Because ROIs were treated as single data instances, the algorithm would therefore predict the CM of individual ROIs. However, our goal was to predict CM at the patient level. To translate the CM prediction for ROIs into a CM prediction for each patient, we performed a consensus classification. We grouped ROI predictions together according to the patients from which they originated; that is, all the predictions for ROIs originating from patient p would be collected. If most of the CM predictions on the ROIs for patient p were abnormal, then the patient-level prediction for patient p would also be abnormal (fig. S4). Consensus classification was performed with each iteration of cross-validation, and the accuracy reported was computed from consensus classification.

Software

Python 2.7 was used to implement the analysis pipeline. We used the scientific computing packages NumPy and SciPy, and the plotting package Matplotlib. For computing optical flow vectors, we used the pyramidal Lucas Kanade (40) implementation packaged in OpenCV 2.4 and confirmed its viability using the software package by Sun et al. (29) for Matlab.

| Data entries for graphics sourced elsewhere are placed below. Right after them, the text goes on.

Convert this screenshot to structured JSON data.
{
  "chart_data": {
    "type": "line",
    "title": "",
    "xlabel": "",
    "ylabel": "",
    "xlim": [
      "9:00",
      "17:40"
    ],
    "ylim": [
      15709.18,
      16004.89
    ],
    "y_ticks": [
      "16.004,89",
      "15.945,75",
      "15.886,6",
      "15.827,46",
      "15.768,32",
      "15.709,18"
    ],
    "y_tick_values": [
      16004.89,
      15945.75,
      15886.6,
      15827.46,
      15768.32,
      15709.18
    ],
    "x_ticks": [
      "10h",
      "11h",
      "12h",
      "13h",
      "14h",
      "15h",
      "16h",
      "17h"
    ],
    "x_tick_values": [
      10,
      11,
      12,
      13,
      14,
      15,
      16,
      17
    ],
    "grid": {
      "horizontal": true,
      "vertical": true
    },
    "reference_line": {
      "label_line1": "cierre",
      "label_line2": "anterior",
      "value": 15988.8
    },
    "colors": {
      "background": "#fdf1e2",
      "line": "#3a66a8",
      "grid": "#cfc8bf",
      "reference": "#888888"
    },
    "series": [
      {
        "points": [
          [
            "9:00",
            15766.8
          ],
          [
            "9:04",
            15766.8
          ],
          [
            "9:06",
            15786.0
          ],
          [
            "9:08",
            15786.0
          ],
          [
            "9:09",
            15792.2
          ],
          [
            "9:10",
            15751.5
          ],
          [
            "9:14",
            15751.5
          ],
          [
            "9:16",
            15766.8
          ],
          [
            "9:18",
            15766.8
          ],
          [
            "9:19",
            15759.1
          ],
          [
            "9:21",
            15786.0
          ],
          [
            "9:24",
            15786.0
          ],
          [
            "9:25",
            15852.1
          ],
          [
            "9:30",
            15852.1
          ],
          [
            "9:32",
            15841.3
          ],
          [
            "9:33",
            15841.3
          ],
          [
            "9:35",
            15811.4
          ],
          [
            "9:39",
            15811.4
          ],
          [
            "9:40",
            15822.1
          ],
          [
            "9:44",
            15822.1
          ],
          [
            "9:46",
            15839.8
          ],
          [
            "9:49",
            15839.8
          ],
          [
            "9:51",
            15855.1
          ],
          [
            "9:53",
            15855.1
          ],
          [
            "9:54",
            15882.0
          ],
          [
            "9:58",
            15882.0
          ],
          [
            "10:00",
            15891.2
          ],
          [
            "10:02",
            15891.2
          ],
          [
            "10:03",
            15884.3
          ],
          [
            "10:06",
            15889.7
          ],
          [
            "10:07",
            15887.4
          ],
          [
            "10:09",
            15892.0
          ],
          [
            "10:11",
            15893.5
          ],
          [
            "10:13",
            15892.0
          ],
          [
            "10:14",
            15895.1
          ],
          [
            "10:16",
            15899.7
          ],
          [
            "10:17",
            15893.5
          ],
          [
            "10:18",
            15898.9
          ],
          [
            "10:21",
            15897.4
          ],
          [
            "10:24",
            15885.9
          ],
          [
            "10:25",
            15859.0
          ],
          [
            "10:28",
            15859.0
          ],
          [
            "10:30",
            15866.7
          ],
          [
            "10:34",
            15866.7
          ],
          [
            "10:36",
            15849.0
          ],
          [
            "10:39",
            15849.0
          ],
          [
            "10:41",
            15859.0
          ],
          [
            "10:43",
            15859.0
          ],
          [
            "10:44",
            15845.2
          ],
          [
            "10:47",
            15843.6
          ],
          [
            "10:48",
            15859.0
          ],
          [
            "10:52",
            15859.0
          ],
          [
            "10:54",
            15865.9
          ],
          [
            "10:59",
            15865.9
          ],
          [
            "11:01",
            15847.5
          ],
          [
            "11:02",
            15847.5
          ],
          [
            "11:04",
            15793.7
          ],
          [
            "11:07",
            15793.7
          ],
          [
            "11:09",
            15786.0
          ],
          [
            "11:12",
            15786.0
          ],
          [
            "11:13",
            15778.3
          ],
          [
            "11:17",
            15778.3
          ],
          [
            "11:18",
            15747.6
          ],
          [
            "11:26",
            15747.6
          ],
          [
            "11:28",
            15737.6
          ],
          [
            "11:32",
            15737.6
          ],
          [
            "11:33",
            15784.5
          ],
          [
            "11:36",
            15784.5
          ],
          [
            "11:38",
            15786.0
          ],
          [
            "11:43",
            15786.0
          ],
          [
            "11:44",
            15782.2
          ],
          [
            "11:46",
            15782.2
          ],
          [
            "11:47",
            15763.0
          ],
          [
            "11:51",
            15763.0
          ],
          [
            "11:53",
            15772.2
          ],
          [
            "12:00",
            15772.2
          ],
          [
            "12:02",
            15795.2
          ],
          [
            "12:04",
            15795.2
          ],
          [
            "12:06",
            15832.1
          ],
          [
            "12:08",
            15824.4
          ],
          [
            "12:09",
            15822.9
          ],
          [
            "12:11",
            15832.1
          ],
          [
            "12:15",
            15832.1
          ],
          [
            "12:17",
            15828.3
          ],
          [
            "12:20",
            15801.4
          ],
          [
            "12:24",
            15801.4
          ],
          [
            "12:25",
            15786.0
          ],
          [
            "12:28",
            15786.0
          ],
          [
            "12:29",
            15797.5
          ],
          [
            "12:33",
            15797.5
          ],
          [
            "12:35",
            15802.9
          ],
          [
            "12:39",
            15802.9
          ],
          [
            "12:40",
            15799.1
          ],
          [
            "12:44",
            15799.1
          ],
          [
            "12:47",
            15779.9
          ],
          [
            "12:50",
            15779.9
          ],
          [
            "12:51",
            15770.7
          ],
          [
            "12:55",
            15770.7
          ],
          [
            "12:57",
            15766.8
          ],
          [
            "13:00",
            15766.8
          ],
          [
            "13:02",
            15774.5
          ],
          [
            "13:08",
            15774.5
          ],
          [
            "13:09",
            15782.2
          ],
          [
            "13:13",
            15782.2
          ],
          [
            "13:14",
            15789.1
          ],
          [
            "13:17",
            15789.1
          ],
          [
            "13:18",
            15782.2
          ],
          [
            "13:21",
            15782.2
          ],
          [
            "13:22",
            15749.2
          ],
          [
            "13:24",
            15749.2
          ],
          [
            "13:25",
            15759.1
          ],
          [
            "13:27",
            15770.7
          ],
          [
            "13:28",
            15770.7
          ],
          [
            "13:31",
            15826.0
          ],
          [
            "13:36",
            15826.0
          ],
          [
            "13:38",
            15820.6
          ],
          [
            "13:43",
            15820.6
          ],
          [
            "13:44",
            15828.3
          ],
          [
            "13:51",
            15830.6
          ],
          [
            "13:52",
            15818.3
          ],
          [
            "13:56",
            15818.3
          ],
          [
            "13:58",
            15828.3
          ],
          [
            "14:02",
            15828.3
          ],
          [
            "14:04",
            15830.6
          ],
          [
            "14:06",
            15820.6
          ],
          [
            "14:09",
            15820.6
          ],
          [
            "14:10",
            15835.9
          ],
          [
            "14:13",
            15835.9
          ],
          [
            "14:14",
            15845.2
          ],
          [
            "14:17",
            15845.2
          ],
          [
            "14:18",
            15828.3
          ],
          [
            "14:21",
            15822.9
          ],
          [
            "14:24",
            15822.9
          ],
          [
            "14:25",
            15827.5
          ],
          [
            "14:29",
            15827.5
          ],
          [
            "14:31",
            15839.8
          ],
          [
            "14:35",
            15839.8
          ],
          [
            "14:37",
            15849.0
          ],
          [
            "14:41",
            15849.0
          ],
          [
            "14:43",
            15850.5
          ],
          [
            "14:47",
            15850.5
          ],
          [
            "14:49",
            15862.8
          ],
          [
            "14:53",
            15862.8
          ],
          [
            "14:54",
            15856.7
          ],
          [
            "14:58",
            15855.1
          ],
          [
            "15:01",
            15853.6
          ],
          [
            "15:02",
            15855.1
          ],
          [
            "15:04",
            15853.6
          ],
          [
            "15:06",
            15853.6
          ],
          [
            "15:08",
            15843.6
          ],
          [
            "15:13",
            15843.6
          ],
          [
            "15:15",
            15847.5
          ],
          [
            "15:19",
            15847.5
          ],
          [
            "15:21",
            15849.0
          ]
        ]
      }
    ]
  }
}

For video collection and annotation, we used a Web site built using the open source jQuery-File-Upload application (https://github.com/blueimp/jQuery-File-Upload) on an Apache 2.2 server running PHP 5. Annotations were stored in a MySQL database. Video transcoding was performed using ffmpeg. Statistical classification was performed using the Python scikit-learn machine learning library (41), which uses the popular libsvm implementation for SVMs. All of these packages (with the exception of Matlab) are publicly available under open source licenses.